Бедный Аристарх от такого предположения киевского боярина даже вином поперхнулся, пришлось гану Бориславу стучать братану кулачищем по спине. Этот Борислав был как две капли воды похож на своего отца покойного бека Богумила. Вот ведь Рюрикова порода, ничем ее не вытравишь!
– Сосватать я хочу вашу княжну Анастасию за княжича Андриана, младшего сына великого князя Биллуга.
Теперь уже пришла очередь перхать горлом боярину Казимиру, потому как ган Кончак не просто девку сватал за тмутараканского княжича, а предлагал союз между Матархой и Киевом с далеко идущими последствиями. Великий князь Биллуг принял христианство еще тридцать лет тому назад и с тех пор не скрывал своих симпатий к Византии. Вот только как этот союз воспримут в Итиле, где до сей поры косо посматривали на великого князя Аскольда? И не сочтет ли каган-бек Вениамин сближение Киева с Тмутараканью угрозой для Хазарии.
– Я говорил об этом с каган-беком, – спокойно отвел опасения боярина ган Кончак. – Вениамин благосклонно отнесся к предполагаемому браку. Более того, он готов оказать великому князю Аскольду поддержку в его борьбе с варяжским нашествием.

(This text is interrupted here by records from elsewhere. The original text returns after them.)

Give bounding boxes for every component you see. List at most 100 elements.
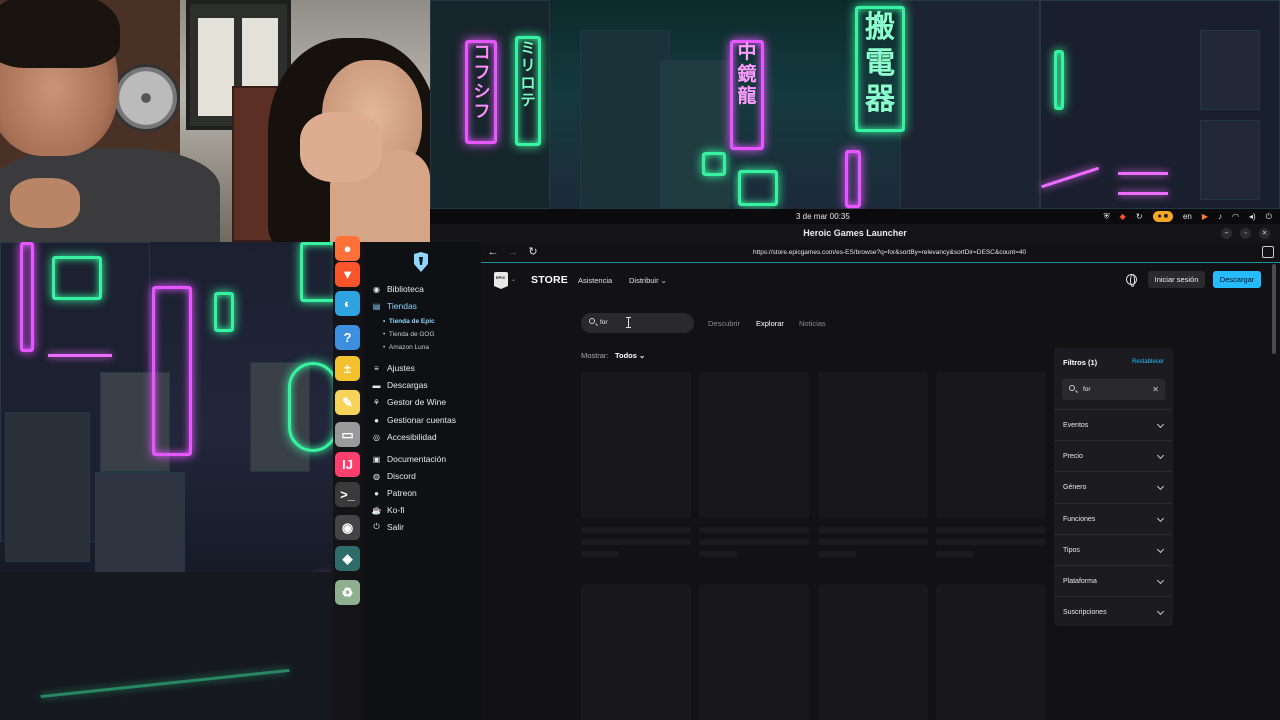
webcam-fan bbox=[112, 64, 180, 132]
shield-icon[interactable]: ⛨ bbox=[1104, 212, 1110, 222]
user-icon: ● bbox=[374, 415, 379, 425]
brave-icon[interactable]: ▼ bbox=[335, 262, 360, 287]
game-card-placeholder[interactable] bbox=[699, 372, 809, 519]
show-dropdown[interactable]: Todos ⌄ bbox=[615, 351, 645, 360]
store-link-0[interactable]: • Tienda de Epic bbox=[383, 318, 435, 325]
nav-distribute-link[interactable]: Distribuir ⌄ bbox=[629, 276, 667, 285]
heroic-icon[interactable]: ◆ bbox=[335, 546, 360, 571]
sidebar-item-salir[interactable]: ⏻ Salir bbox=[372, 520, 404, 534]
filter-row-suscripciones[interactable]: Suscripciones bbox=[1054, 596, 1173, 627]
store-link-2[interactable]: • Amazon Luna bbox=[383, 344, 429, 351]
mic-icon[interactable]: ♪ bbox=[1218, 212, 1222, 221]
store-link-1[interactable]: • Tienda de GOG bbox=[383, 331, 435, 338]
sidebar-item-gestor-de-wine[interactable]: ⚘ Gestor de Wine bbox=[372, 395, 446, 409]
search-value: for bbox=[600, 319, 608, 326]
sidebar-item-ko-fi[interactable]: ☕ Ko-fi bbox=[372, 503, 405, 517]
power-menu-icon[interactable]: ⏻ bbox=[1266, 212, 1272, 222]
recording-pill[interactable]: ● ■ bbox=[1152, 211, 1173, 222]
clear-icon[interactable]: ✕ bbox=[1152, 379, 1159, 400]
nav-support-link[interactable]: Asistencia bbox=[578, 276, 612, 285]
game-card-placeholder[interactable] bbox=[936, 372, 1046, 519]
forward-button[interactable]: → bbox=[506, 245, 520, 259]
maximize-button[interactable]: ▫ bbox=[1240, 228, 1251, 239]
trash-icon[interactable]: ♻ bbox=[335, 580, 360, 605]
terminal-icon[interactable]: >_ bbox=[335, 482, 360, 507]
power-icon: ⏻ bbox=[373, 522, 380, 531]
sidebar-item-label: Descargas bbox=[387, 380, 428, 390]
text-placeholder bbox=[581, 539, 691, 545]
sidebar-item-ajustes[interactable]: ≡ Ajustes bbox=[372, 361, 415, 375]
store-search-input[interactable]: for bbox=[581, 313, 694, 333]
game-card-placeholder[interactable] bbox=[581, 584, 691, 720]
system-top-bar: 3 de mar 00:35 ⛨ ◆ ↻ ● ■ en ▶ ♪ ◠ ◂) ⏻ bbox=[430, 209, 1280, 224]
obs-icon[interactable]: ◉ bbox=[335, 515, 360, 540]
filter-row-plataforma[interactable]: Plataforma bbox=[1054, 565, 1173, 596]
language-indicator[interactable]: en bbox=[1183, 212, 1192, 221]
files-icon[interactable]: ▭ bbox=[335, 422, 360, 447]
game-card-placeholder[interactable] bbox=[581, 372, 691, 519]
accessibility-icon: ◎ bbox=[373, 432, 380, 442]
wallpaper-left bbox=[0, 242, 333, 720]
brave-tray-icon[interactable]: ◆ bbox=[1120, 212, 1126, 221]
tab-discover[interactable]: Descubrir bbox=[708, 319, 740, 328]
filter-row-eventos[interactable]: Eventos bbox=[1054, 409, 1173, 440]
scrollbar[interactable] bbox=[1272, 264, 1276, 354]
globe-icon[interactable] bbox=[1126, 274, 1137, 287]
edge-icon[interactable]: ◐ bbox=[335, 291, 360, 316]
heroic-logo-icon[interactable] bbox=[413, 252, 429, 272]
filter-row-label: Eventos bbox=[1063, 422, 1089, 429]
window-titlebar[interactable]: Heroic Games Launcher – ▫ × bbox=[430, 224, 1280, 243]
sidebar-item-discord[interactable]: ◍ Discord bbox=[372, 469, 416, 483]
webcam-person-left-hair bbox=[0, 0, 120, 68]
refresh-icon[interactable]: ↻ bbox=[1136, 212, 1143, 221]
wallpaper-top: コフシフ ミリロテ 中 鏡 龍 搬 電 器 bbox=[430, 0, 1280, 209]
intellij-icon[interactable]: IJ bbox=[335, 452, 360, 477]
sidebar-item-documentación[interactable]: ▣ Documentación bbox=[372, 452, 446, 466]
filter-row-género[interactable]: Género bbox=[1054, 471, 1173, 502]
chevron-down-icon[interactable]: ⌄ bbox=[511, 276, 516, 283]
back-button[interactable]: ← bbox=[486, 245, 500, 259]
sidebar-item-descargas[interactable]: ▬ Descargas bbox=[372, 378, 428, 392]
calculator-icon[interactable]: ± bbox=[335, 356, 360, 381]
store-link-label: Tienda de Epic bbox=[388, 318, 435, 325]
sidebar-item-label: Ko-fi bbox=[387, 505, 405, 515]
sidebar-item-tiendas[interactable]: ▤ Tiendas bbox=[372, 299, 417, 313]
store-link[interactable]: STORE bbox=[531, 274, 568, 286]
text-placeholder bbox=[818, 539, 928, 545]
signin-button[interactable]: Iniciar sesión bbox=[1148, 271, 1205, 288]
help-icon[interactable]: ? bbox=[335, 325, 360, 350]
tab-browse[interactable]: Explorar bbox=[756, 319, 784, 328]
open-external-icon[interactable] bbox=[1262, 246, 1274, 258]
text-placeholder bbox=[699, 551, 737, 557]
filter-row-label: Suscripciones bbox=[1063, 609, 1107, 617]
webcam-person-right-hand bbox=[300, 112, 382, 182]
filter-row-tipos[interactable]: Tipos bbox=[1054, 533, 1173, 565]
game-card-placeholder[interactable] bbox=[936, 584, 1046, 720]
filter-row-funciones[interactable]: Funciones bbox=[1054, 502, 1173, 534]
clock[interactable]: 3 de mar 00:35 bbox=[796, 209, 850, 224]
sidebar-item-biblioteca[interactable]: ◉ Biblioteca bbox=[372, 282, 424, 296]
wifi-icon[interactable]: ◠ bbox=[1232, 212, 1239, 221]
game-card-placeholder[interactable] bbox=[818, 372, 928, 519]
filter-search-value: for bbox=[1083, 386, 1091, 393]
sidebar-item-accesibilidad[interactable]: ◎ Accesibilidad bbox=[372, 430, 437, 444]
firefox-icon[interactable]: ● bbox=[335, 236, 360, 261]
close-button[interactable]: × bbox=[1259, 228, 1270, 239]
minimize-button[interactable]: – bbox=[1221, 228, 1232, 239]
sidebar-item-patreon[interactable]: ● Patreon bbox=[372, 486, 417, 500]
sidebar-item-gestionar-cuentas[interactable]: ● Gestionar cuentas bbox=[372, 413, 456, 427]
filter-row-label: Precio bbox=[1063, 453, 1083, 461]
volume-icon[interactable]: ◂) bbox=[1249, 212, 1256, 221]
download-button[interactable]: Descargar bbox=[1213, 271, 1261, 288]
filter-row-precio[interactable]: Precio bbox=[1054, 440, 1173, 471]
game-card-placeholder[interactable] bbox=[699, 584, 809, 720]
system-tray[interactable]: ⛨ ◆ ↻ ● ■ en ▶ ♪ ◠ ◂) ⏻ bbox=[1104, 209, 1272, 224]
game-card-placeholder[interactable] bbox=[818, 584, 928, 720]
tab-news[interactable]: Noticias bbox=[799, 319, 826, 328]
filter-search-input[interactable]: for ✕ bbox=[1062, 379, 1165, 400]
reset-filters-link[interactable]: Restablecer bbox=[1132, 359, 1164, 365]
url-text[interactable]: https://store.epicgames.com/es-ES/browse… bbox=[753, 242, 1026, 263]
text-editor-icon[interactable]: ✎ bbox=[335, 390, 360, 415]
camera-icon[interactable]: ▶ bbox=[1202, 212, 1208, 221]
reload-button[interactable]: ↻ bbox=[526, 245, 540, 259]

Вот ведь взрастил бек Карочей сына – из налимов налим! Боярин Казимир даже языком от восхищения цокнул. И веру поменял, и из Итиля в Матарху перебрался, а все одно ходит в доверенных лицах у каган-бека и его рахдонитов. Мать гана Кончака принадлежала к одному из самых знатных сефардских родов, и Вениамину о том, конечно, было ведомо. Да и дядья по матери, наверное, помогли Кончаку вернуть утерянное было доверие каган-бека, коего в Итиле ныне иначе как царем не именуют. А тот царь вчистую проиграл войну Воиславу Рерику, который, правда, заплатил за эту победу жизнью. Говорят, что после этого срама Вениамин изменил свое отношение к тюркским и асским ганам, вновь стал назначать их беками, чего прежде не делал. Что ж, иное поражение полезнее победы, ибо позволяет взглянуть на окружающий мир более трезвыми глазами.
– Если хочешь знать мое мнение, ган Кончак, то я за этот брак и разумом, и сердцем. Да и нет у князя. Аскольда иного выхода, как идти на союз с Тмутараканью, Византией и Хазарией, иначе собьет его со стола злобный франк, помяни мое слово. А сколько годков княжичу Андриану?
– Двадцать пять, – тряхнул седеющими кудрями Кончак.
– Значит, не сопливый мальчишка, а муж в силе и славе.
– А зачем нам на великом киевском столе слабый человек? – усмехнулся Кончак. – Аскольд ведь годами уже далеко не молод, и уход его не за горами.
Последнее замечание гостя Казимиру не понравилось, хотя Кончак сказал чистую правду. Аскольду минуло семьдесят лет, и пусть он пока не жалуется на здоровье, но о вечном наверняка уже задумывается. Земные дела все более становятся ему в тягость. А ведь противостоит-то великому киевскому князю человек в самом расцвете сил, готовый на все ради власти над славянским миром.
Весть о грядущей свадьбе тмутараканского княжича Андриана и княжны Анастасии в один день облетела Киев. И хотя сговор был предварительный, позволяющий сторонам в случае крайней нужды отказаться от данного слова, все, имеющие разум, понимали, что брак этот выгоден и Аскольду, и Биллугу. Не говоря уже о том, что намечающийся союз окончательно привязывал Киев к Царьграду при благожелательном отношении Итиля. Ведь недаром же сватом тмутараканского княжича выступил ган Кончак, сын небезызвестного бека Карочея, убитого в Итиле при темных обстоятельствах. Впрочем, самого гана Кончака этот факт, похоже, не смущал, так с какой же стати киевлянам по этому поводу головы ломать.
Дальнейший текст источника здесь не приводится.